Our March Lunch & Learn is scheduled for Friday, March 6th, from 12:00 p.m. to 1:00 p.m. Megan Kindred, PhD(c), APRN, FNP-C, IBCLC will be our speaker.
Please REGISTER for meeting access. This has been approved for 1 R-CERP. Note: only current HALCEA members are eligible for CERPs.
HALCEA Education Series: The Weight Dilemma - Exploring Acceptable Variances in Infant Growth
Abstract
Background: A standard recommendation for appropriate weight gain among term infants is 4-7 ounces (120-200g) per week. However, infants who consistently gain at a rate near the bottom of this range show a steady decrease in percentile trajectory on the WHO Weight-for-Age growth charts. For example, a male infant born at the 50th percentile who is back to birth weight by two weeks and proceeds to grow at the low end of this range will drop below the 1st percentile on the WHO growth charts by 9 weeks of age and may be diagnosed with growth faltering or failure to thrive.
Purpose: This review aims to synthesize the current evidence surrounding infant weight gain and to list factors that affect infant weight trajectories. Methods: A targeted review of publications from 2010 to 2023 evaluating factors associated with infant weight gain was conducted. Primary research studies evaluating infant weight gain were synthesized to identify significant factors affecting infant weight gain trajectories.
Results: Multiple factors influence weight trajectory, including primary or exclusive food source (breast milk or infant formula) and feeding mode (direct breastfeeding or bottle feeding). Additional common contributing factors include maternal and paternal stature and birth weight. Uncommon contributing factors include improper infant formula preparation, malabsorptive processes, disorders that cause excessive caloric utilization, and genetic syndromes or mutations. While it is ideal for infants to gain approximately 30g per day in the first several months of life, there are circumstances when less weight gain is acceptable. For example, an infant considered large for gestational age but born to parents of small stature may gain slowly as they adjust to their genetic norm. Regardless, a thorough history and physical exam should be obtained whenever an infant gains weight more slowly than expected. Particular attention should be paid to the infant’s average 24-hour intake, as the most common cause of inadequate weight gain is inadequate intake relative to needs. If intake is determined to be adequate, organic causes should be investigated, particularly when the infant is below the 0.4 percentile.
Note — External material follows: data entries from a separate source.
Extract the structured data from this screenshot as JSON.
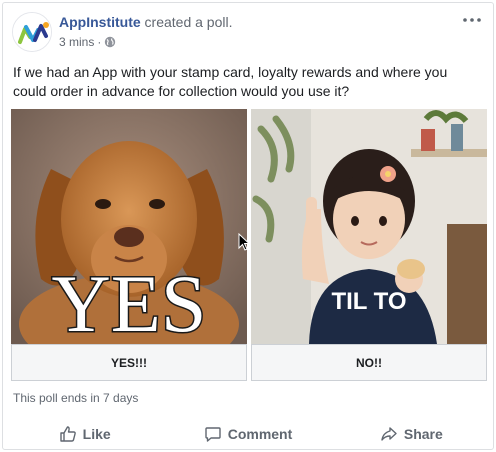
{
  "post": {
    "author": "AppInstitute",
    "action": "created a poll.",
    "time": "3 mins",
    "separator": "·",
    "privacy_icon": "globe-icon",
    "text": "If we had an App with your stamp card, loyalty rewards and where you could order in advance for collection would you use it?"
  },
  "poll": {
    "options": [
      {
        "label": "YES!!!",
        "image_text": "YES"
      },
      {
        "label": "NO!!",
        "image_text": "TIL TO"
      }
    ],
    "ends_text": "This poll ends in 7 days"
  },
  "actions": {
    "like": "Like",
    "comment": "Comment",
    "share": "Share"
  },
  "colors": {
    "link": "#385898",
    "muted": "#606770",
    "border": "#dddfe2",
    "option_bg": "#f5f6f7"
  }
}
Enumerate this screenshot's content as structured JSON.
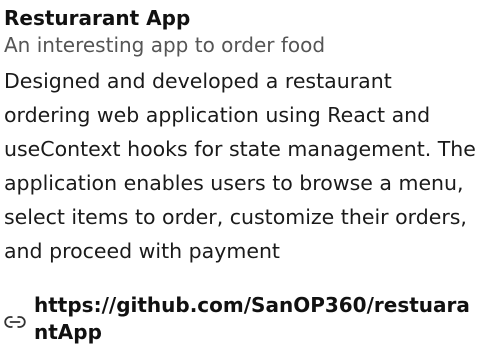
{
  "project": {
    "title": "Resturarant App",
    "subtitle": "An interesting app to order food",
    "description": "Designed and developed a restaurant ordering web application using React and useContext hooks for state management. The application enables users to browse a menu, select items to order, customize their orders, and proceed with payment",
    "link": {
      "icon": "link-icon",
      "url": "https://github.com/SanOP360/restuarantApp"
    }
  }
}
Conclusions: Infant weight gain is a significant health indicator. Providers caring for infants should understand how to interpret slow weight gain. They should be able to accurately identify when slow weight gain is acceptable and when it needs to be addressed. In clinical practice, the point of intervening for slow weight gain varies widely. Although no widely accepted standard exists, healthcare providers may benefit from a systematic approach to interpreting infant weight trajectories. A clinical algorithm may offer a concise and easy-to-follow pathway. Additional research is needed to determine the feasibility and utility of a clinical algorithm that aids in the identification of infants with slow weight gain and guides subsequent workup and treatment.
Disclaimer: Houston Area Lactation Consultants & Educators Association has been accepted by the International Board of Lactation Consultant Examiners® (IBLCE®) as a Preferred Provider for the listed Continuing Education Recognition Points (CERPs) programme. Determination of CERPs eligibility or CERPs Provider status does not imply IBLCE’s endorsement or assessment of education quality. As a Preferred Provider, Houston Area Lactation Consultants & Educators Association attests that it complies with the WHO Code and subsequent WHA resolutions.